- 68% of Chicago's "fragile community" residents want more police presence
- However, 59% know "some" or "a lot" of people treated unfairly by police
- 60% say most people in their area view police negatively
WASHINGTON, D.C. -- Reflecting widespread concern among Chicago residents about crime, 68% of adults living in Chicago's low-income neighborhoods -- called "fragile communities" in a new report from Gallup and the Center for Advancing Opportunity (CAO) -- say they would like the police to spend more time than they currently do in their area. That compares with 54% of fragile community residents nationwide who want a greater police presence where they live, and 29% of Americans overall.
Chicago's crime problem has drawn a great deal of national attention in recent years. The city saw 777 homicides in 2016, the most in 19 years. And although that number fell to 660 in 2017 and an estimated 561 in 2018, Chicago remains more dangerous than most other large cities in the U.S.
Their concentration in poverty-stricken communities is a major factor in why Chicago's minority residents are disproportionately affected by the city's crime problem. One 2017 analysis found that Chicago is the United States' second-most-segregated city (after Detroit), and its minority communities are the most vulnerable to violent crime. Another recent study by researchers at Northwestern University found that, while absolute levels of crime in Chicago have fallen since the 1980s, the decline has been greatest in higher-income communities. As a result, relative inequality in crime between the city's safest and most dangerous neighborhoods has increased by 10% in recent years.

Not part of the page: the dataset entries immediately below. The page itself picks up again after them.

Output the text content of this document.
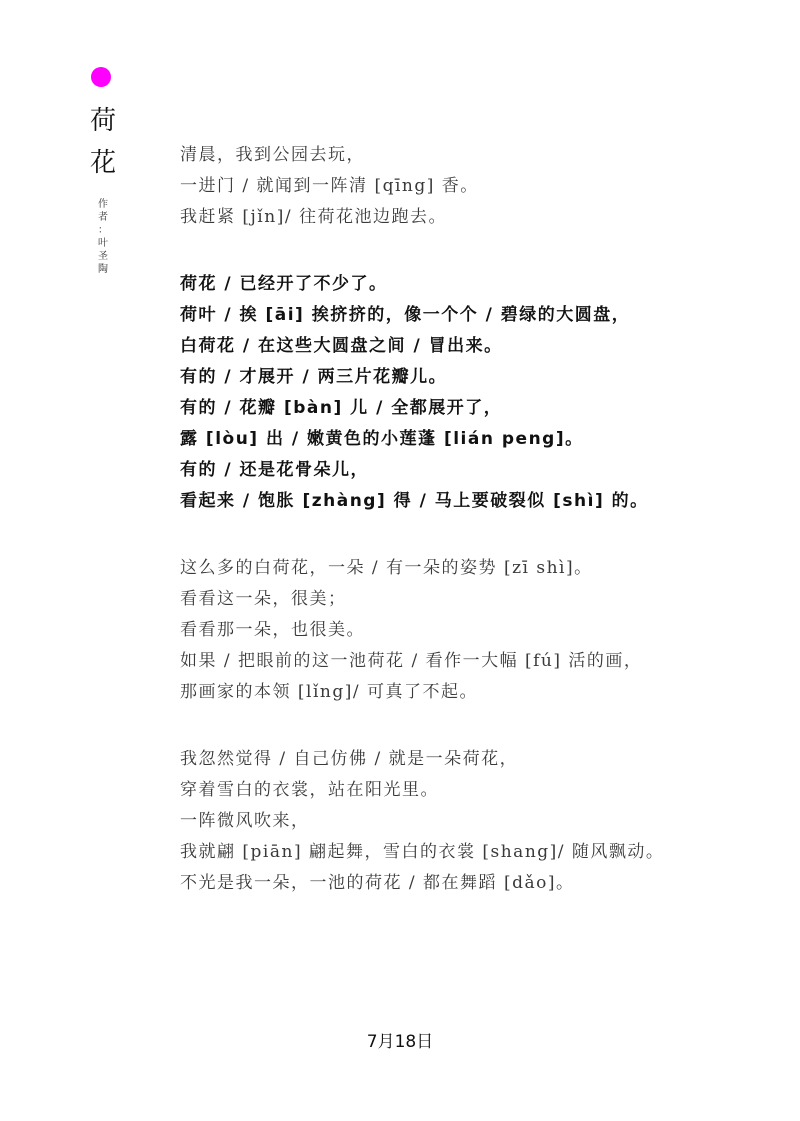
荷
花
作
者
：
叶
圣
陶
清晨，我到公园去玩，
一进门 / 就闻到一阵清 [qīng] 香。
我赶紧 [jǐn]/ 往荷花池边跑去。
荷花 / 已经开了不少了。
荷叶 / 挨 [āi] 挨挤挤的，像一个个 / 碧绿的大圆盘，
白荷花 / 在这些大圆盘之间 / 冒出来。
有的 / 才展开 / 两三片花瓣儿。
有的 / 花瓣 [bàn] 儿 / 全都展开了，
露 [lòu] 出 / 嫩黄色的小莲蓬 [lián peng]。
有的 / 还是花骨朵儿，
看起来 / 饱胀 [zhàng] 得 / 马上要破裂似 [shì] 的。
这么多的白荷花，一朵 / 有一朵的姿势 [zī shì]。
看看这一朵，很美；
看看那一朵，也很美。
如果 / 把眼前的这一池荷花 / 看作一大幅 [fú] 活的画，
那画家的本领 [lǐng]/ 可真了不起。
我忽然觉得 / 自己仿佛 / 就是一朵荷花，
穿着雪白的衣裳，站在阳光里。
一阵微风吹来，
我就翩 [piān] 翩起舞，雪白的衣裳 [shang]/ 随风飘动。
不光是我一朵，一池的荷花 / 都在舞蹈 [dǎo]。
7月18日
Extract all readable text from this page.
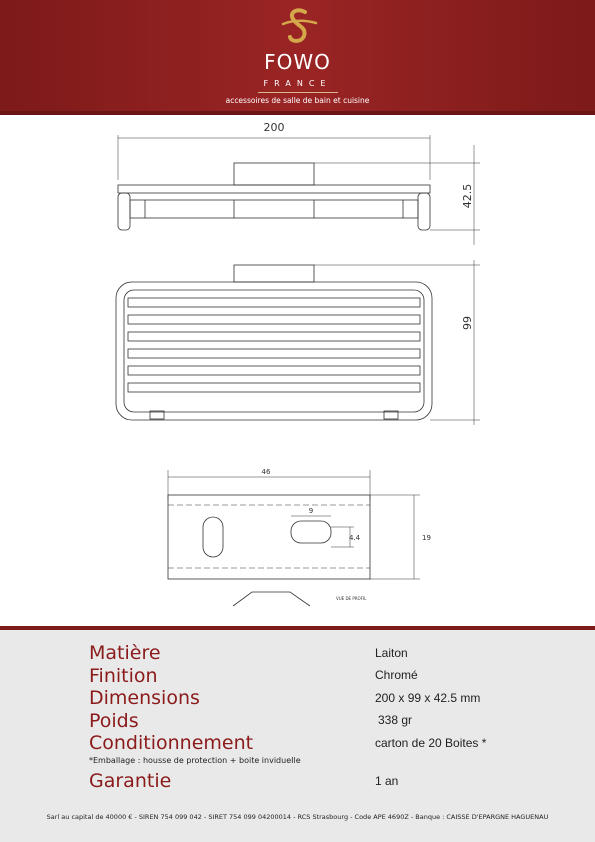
FOWO
FRANCE
accessoires de salle de bain et cuisine
200
42.5
99
46
19
9
4.4
VUE DE PROFIL
Matière	Laiton
Finition	Chromé
Dimensions	200 x 99 x 42.5 mm
Poids	338 gr
Conditionnement	carton de 20 Boites *
*Emballage : housse de protection + boite invidueIle
Garantie	1 an
Sarl au capital de 40000 € - SIREN 754 099 042 - SIRET 754 099 04200014 - RCS Strasbourg - Code APE 4690Z - Banque : CAISSE D'EPARGNE HAGUENAU
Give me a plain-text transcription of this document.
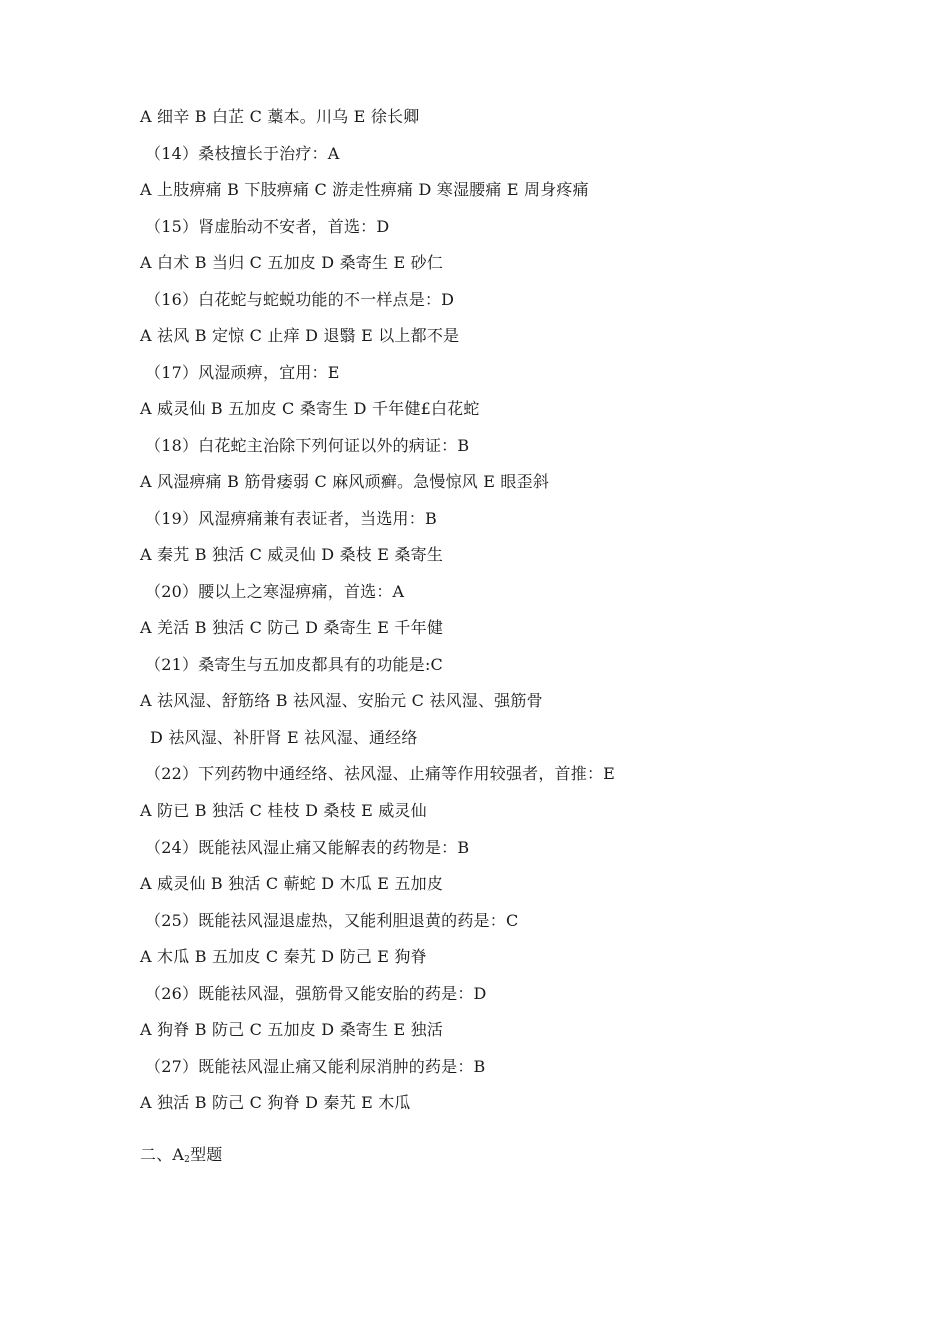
A 细辛 B 白芷 C 藁本。川乌 E 徐长卿
（14）桑枝擅长于治疗：A
A 上肢痹痛 B 下肢痹痛 C 游走性痹痛 D 寒湿腰痛 E 周身疼痛
（15）肾虚胎动不安者，首选：D
A 白术 B 当归 C 五加皮 D 桑寄生 E 砂仁
（16）白花蛇与蛇蜕功能的不一样点是：D
A 祛风 B 定惊 C 止痒 D 退翳 E 以上都不是
（17）风湿顽痹，宜用：E
A 威灵仙 B 五加皮 C 桑寄生 D 千年健£白花蛇
（18）白花蛇主治除下列何证以外的病证：B
A 风湿痹痛 B 筋骨痿弱 C 麻风顽癣。急慢惊风 E 眼歪斜
（19）风湿痹痛兼有表证者，当选用：B
A 秦艽 B 独活 C 威灵仙 D 桑枝 E 桑寄生
（20）腰以上之寒湿痹痛，首选：A
A 羌活 B 独活 C 防己 D 桑寄生 E 千年健
（21）桑寄生与五加皮都具有的功能是:C
A 祛风湿、舒筋络 B 祛风湿、安胎元 C 祛风湿、强筋骨
D 祛风湿、补肝肾 E 祛风湿、通经络
（22）下列药物中通经络、祛风湿、止痛等作用较强者，首推：E
A 防已 B 独活 C 桂枝 D 桑枝 E 威灵仙
（24）既能祛风湿止痛又能解表的药物是：B
A 威灵仙 B 独活 C 蕲蛇 D 木瓜 E 五加皮
（25）既能祛风湿退虚热，又能利胆退黄的药是：C
A 木瓜 B 五加皮 C 秦艽 D 防己 E 狗脊
（26）既能祛风湿，强筋骨又能安胎的药是：D
A 狗脊 B 防己 C 五加皮 D 桑寄生 E 独活
（27）既能祛风湿止痛又能利尿消肿的药是：B
A 独活 B 防己 C 狗脊 D 秦艽 E 木瓜
二、$A_2$型题
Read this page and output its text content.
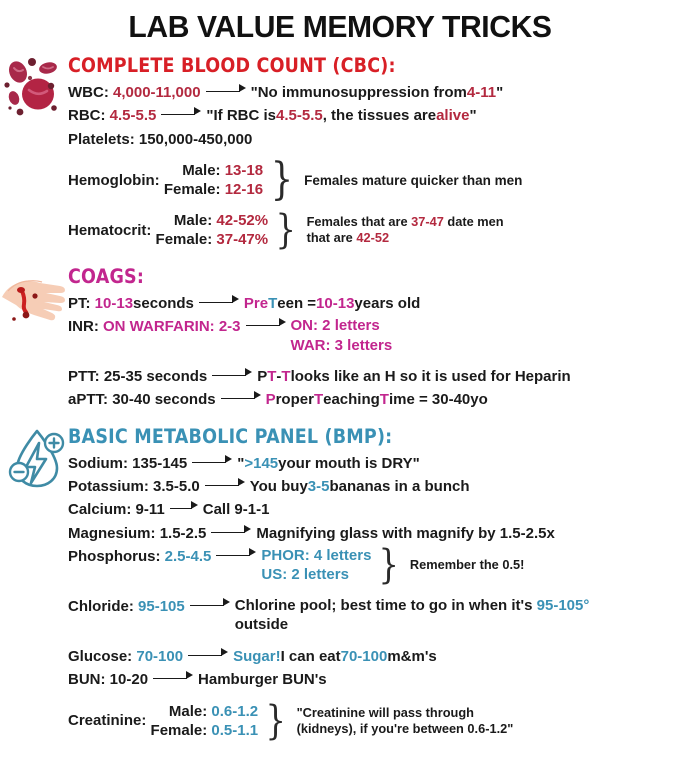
LAB VALUE MEMORY TRICKS
COMPLETE BLOOD COUNT (CBC):
WBC:
4,000-11,000	"No immunosuppression from 4-11 "
RBC:
4.5-5.5	"If RBC is 4.5-5.5 , the tissues are alive "
Platelets:
150,000-450,000
Hemoglobin:

Male: 13-18
Female: 12-16 } Females mature quicker than men
Hematocrit:

Male: 42-52%
Female: 37-47% } Females that are 37-47 date men
that are 42-52
COAGS:
PT:
10-13 seconds	Pre T een = 10-13 years old
INR:
ON WARFARIN: 2-3	ON: 2 letters
WAR: 3 letters
PTT:
25-35 seconds	P T - T looks like an H so it is used for Heparin
aPTT:
30-40 seconds	P roper T eaching T ime = 30-40yo
BASIC METABOLIC PANEL (BMP):
Sodium:
135-145	" >145 your mouth is DRY"
Potassium:
3.5-5.0	You buy 3-5 bananas in a bunch
Calcium:
9-11	Call 9-1-1
Magnesium:
1.5-2.5	Magnifying glass with magnify by 1.5-2.5x
Phosphorus:
2.5-4.5	PHOR: 4 letters
US: 2 letters } Remember the 0.5!
Chloride:
95-105	Chlorine pool; best time to go in when it's 95-105°
outside
Glucose:
70-100	Sugar! I can eat 70-100 m&m's
BUN:
10-20	Hamburger BUN's
Creatinine:

Male: 0.6-1.2
Female: 0.5-1.1 } "Creatinine will pass through
(kidneys), if you're between 0.6-1.2"
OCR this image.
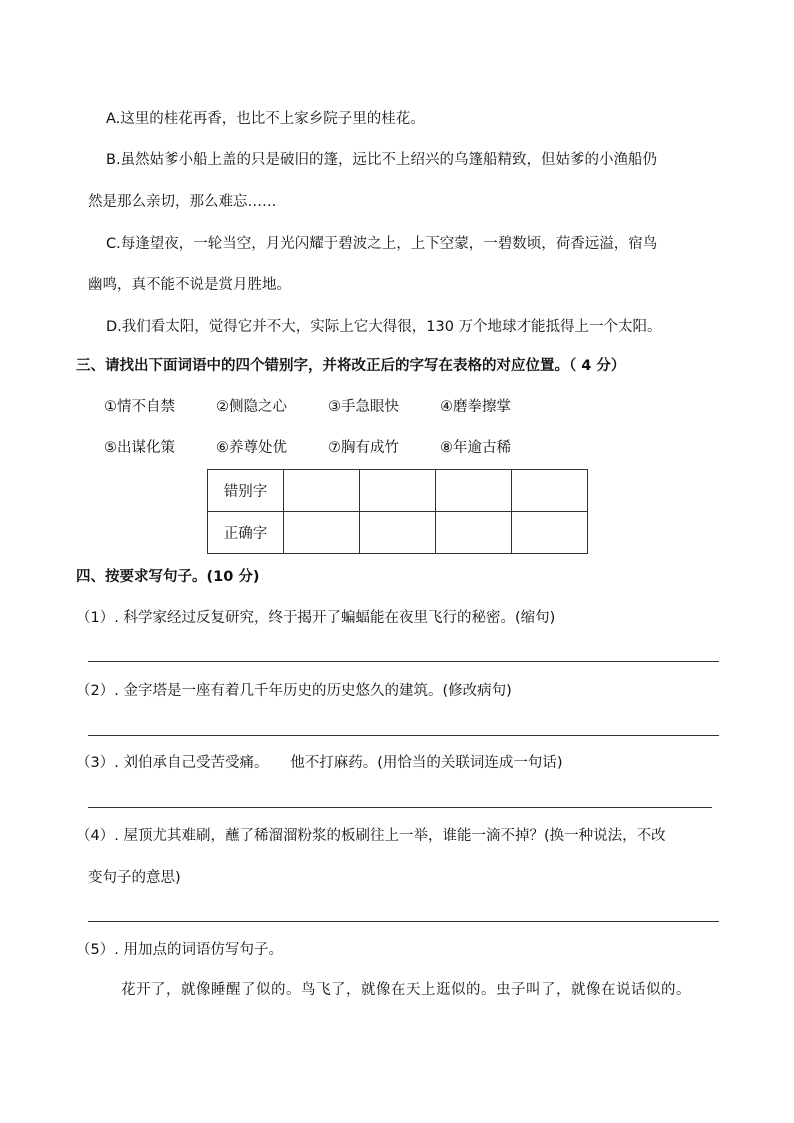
A.这里的桂花再香，也比不上家乡院子里的桂花。
B.虽然姑爹小船上盖的只是破旧的篷，远比不上绍兴的乌篷船精致，但姑爹的小渔船仍
然是那么亲切，那么难忘……
C.每逢望夜，一轮当空，月光闪耀于碧波之上，上下空蒙，一碧数顷，荷香远溢，宿鸟
幽鸣，真不能不说是赏月胜地。
D.我们看太阳，觉得它并不大，实际上它大得很，130 万个地球才能抵得上一个太阳。
三、请找出下面词语中的四个错别字，并将改正后的字写在表格的对应位置。（ 4 分）
①情不自禁	②侧隐之心	③手急眼快	④磨拳擦掌
⑤出谋化策	⑥养尊处优	⑦胸有成竹	⑧年逾古稀
错别字				
正确字				
四、按要求写句子。(10 分)
（1）. 科学家经过反复研究，终于揭开了蝙蝠能在夜里飞行的秘密。(缩句)
（2）. 金字塔是一座有着几千年历史的历史悠久的建筑。(修改病句)
（3）. 刘伯承自己受苦受痛。　　他不打麻药。(用恰当的关联词连成一句话)
（4）. 屋顶尤其难刷，蘸了稀溜溜粉浆的板刷往上一举，谁能一滴不掉？(换一种说法，不改
变句子的意思)
（5）. 用加点的词语仿写句子。
花开了，就像睡醒了似的。鸟飞了，就像在天上逛似的。虫子叫了，就像在说话似的。
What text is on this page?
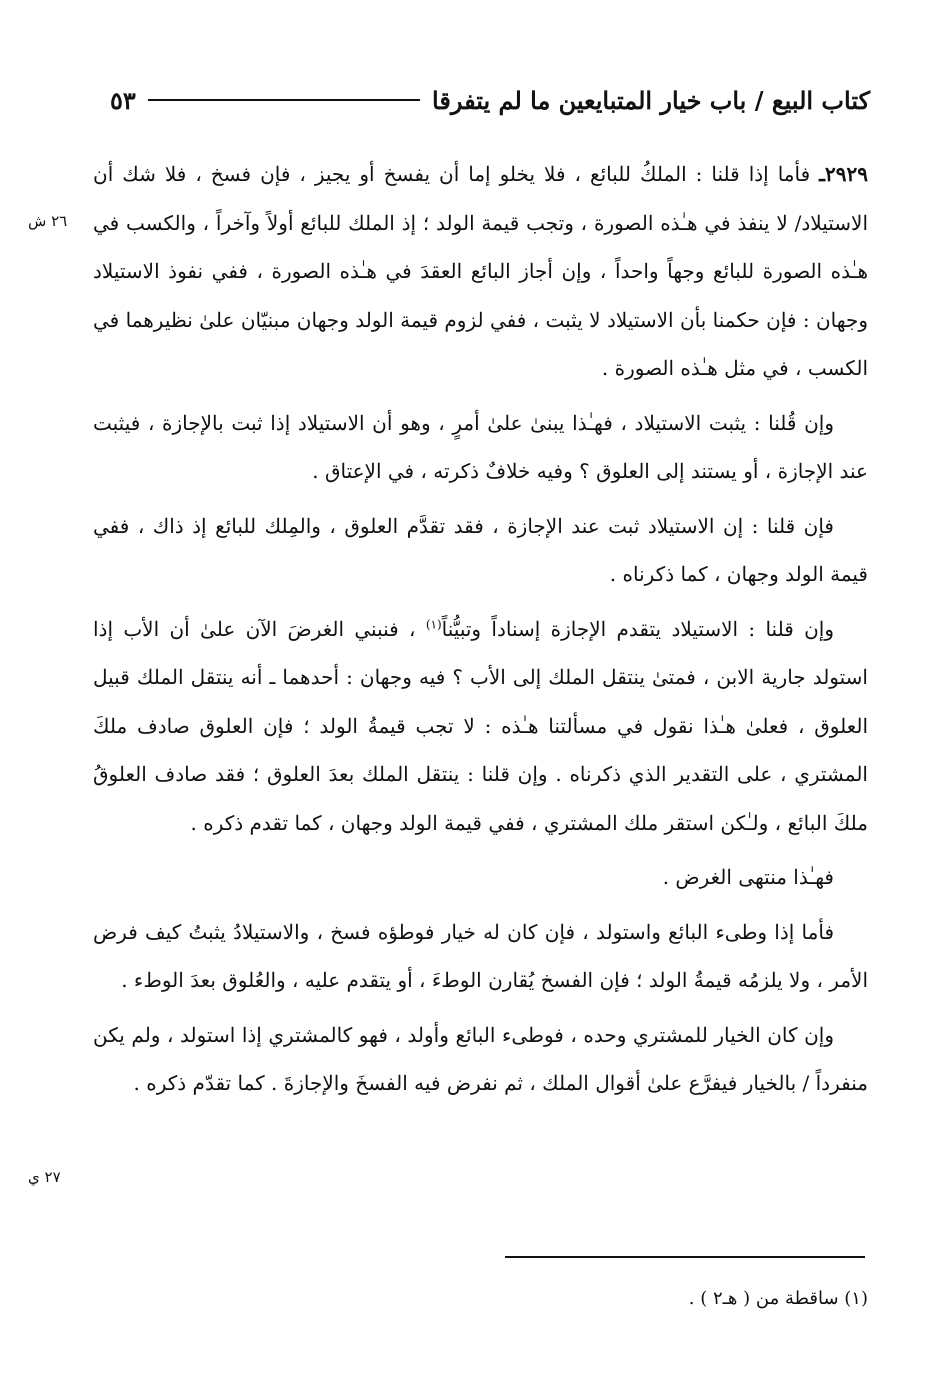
كتاب البيع / باب خيار المتبايعين ما لم يتفرقا
٥٣
٢٦ ش
٢٧ ي

٢٩٢٩ـ فأما إذا قلنا : الملكُ للبائع ، فلا يخلو إما أن يفسخ أو يجيز ، فإن فسخ ، فلا شك أن الاستيلاد/ لا ينفذ في هـٰذه الصورة ، وتجب قيمة الولد ؛ إذ الملك للبائع أولاً وآخراً ، والكسب في هـٰذه الصورة للبائع وجهاً واحداً ، وإن أجاز البائع العقدَ في هـٰذه الصورة ، ففي نفوذ الاستيلاد وجهان : فإن حكمنا بأن الاستيلاد لا يثبت ، ففي لزوم قيمة الولد وجهان مبنيّان علىٰ نظيرهما في الكسب ، في مثل هـٰذه الصورة .

وإن قُلنا : يثبت الاستيلاد ، فهـٰذا يبنىٰ علىٰ أمرٍ ، وهو أن الاستيلاد إذا ثبت بالإجازة ، فيثبت عند الإجازة ، أو يستند إلى العلوق ؟ وفيه خلافٌ ذكرته ، في الإعتاق .

فإن قلنا : إن الاستيلاد ثبت عند الإجازة ، فقد تقدَّم العلوق ، والمِلك للبائع إذ ذاك ، ففي قيمة الولد وجهان ، كما ذكرناه .

وإن قلنا : الاستيلاد يتقدم الإجازة إسناداً وتبيُّناً$^{(١)}$ ، فنبني الغرضَ الآن علىٰ أن الأب إذا استولد جارية الابن ، فمتىٰ ينتقل الملك إلى الأب ؟ فيه وجهان : أحدهما ـ أنه ينتقل الملك قبيل العلوق ، فعلىٰ هـٰذا نقول في مسألتنا هـٰذه : لا تجب قيمةُ الولد ؛ فإن العلوق صادف ملكَ المشتري ، على التقدير الذي ذكرناه . وإن قلنا : ينتقل الملك بعدَ العلوق ؛ فقد صادف العلوقُ ملكَ البائع ، ولـٰكن استقر ملك المشتري ، ففي قيمة الولد وجهان ، كما تقدم ذكره .

فهـٰذا منتهى الغرض .

فأما إذا وطىء البائع واستولد ، فإن كان له خيار فوطؤه فسخ ، والاستيلادُ يثبتُ كيف فرض الأمر ، ولا يلزمُه قيمةُ الولد ؛ فإن الفسخ يُقارن الوطءَ ، أو يتقدم عليه ، والعُلوق بعدَ الوطء .

وإن كان الخيار للمشتري وحده ، فوطىء البائع وأولد ، فهو كالمشتري إذا استولد ، ولم يكن منفرداً / بالخيار فيفرَّع علىٰ أقوال الملك ، ثم نفرض فيه الفسخَ والإجازةَ . كما تقدّم ذكره .

(١) ساقطة من ( هـ٢ ) .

The current CAO/Gallup study finds that almost half of black residents in Chicago's fragile communities (47%) say they either have witnessed a situation in which someone was injured or killed, or have been in a situation in which they feared they themselves would be injured or killed. That proportion is higher than the study found in other racial groups in Chicago's fragile communities (39%) or among fragile community residents nationwide (36%). Further, despite the citywide decline in crime rates in recent decades, about half of Chicago's fragile community residents (49%) say crime in their area has increased in recent years, while just 11% say it has decreased.
Perceptions of Police Treatment of Residents of Chicago's Fragile Communities
At the same time that Chicago's fragile communities need greater protection, these residents are also among the least trusting of their local police and criminal justice system of any fragile community in the country. The rift between law enforcement and black Chicagoans in particular was exacerbated after it was disclosed that the city's police department covered up a 2014 dashcam video in which a black teenager was shot 16 times by a white police officer. The incident highlighted a long-standing culture of corruption and impunity in Chicago law enforcement that the city is still struggling to address.
The CAO/Gallup study finds that:
Almost six in 10 Chicago-area fragile community residents (59%) say they know "some" or "a lot" of people who have been treated unfairly by the police, vs. 45% of fragile community residents nationwide and 36% of Americans overall.
About one-third of Chicago's fragile community residents (34%) say they have "a lot" of respect for their local police, significantly less than the 48% of fragile community residents nationwide and 54% of Americans overall who do.
- Sixty percent of Chicago's fragile community residents say most people in their area view their local police "negatively" or "very negatively," vs. 44% of fragile community residents nationwide and 19% of Americans overall.
Chicago's fragile community residents want law enforcement to spend more time in their neighborhoods, but a lack of trust makes it difficult for them to partner with local police in controlling crime. As a recent investigation of the Chicago Police Department (CPD) by the U.S. Department of Justice concluded, trust between the CPD and residents of the city's crime-stricken neighborhoods "has been broken by systems that have allowed CPD officers who violate the law to escape accountability. This breach in trust has in turn eroded CPD's ability to effectively prevent crime; in other words, trust and effectiveness in combating violent crime are inextricably intertwined."
These findings highlight the extent to which Chicago's long-standing violent crime problem may both cause and be perpetuated by low levels of confidence and trust in law enforcement, especially in predominantly black and Hispanic neighborhoods. But the fact that more than two-thirds of the city's fragile community residents favor a greater police presence also suggests many are eager to move past that mistrust to restore order to their neighborhoods.
Though New York City's crime reduction strategies have not been without controversy, that city has achieved more than 20 consecutive years of falling violent crime rates through a combination of community policing and the visibility of nonprofit groups addressing social needs like jobs, health and counseling. Results from the new CAO/Gallup report highlight the connections between poverty and crime and lack of opportunity in education, employment and health services. The results suggest that putting greater focus on a broad-based approach to facilitating development in fragile communities would help Chicago's leaders lower crime and improve relations with law enforcement over the long term.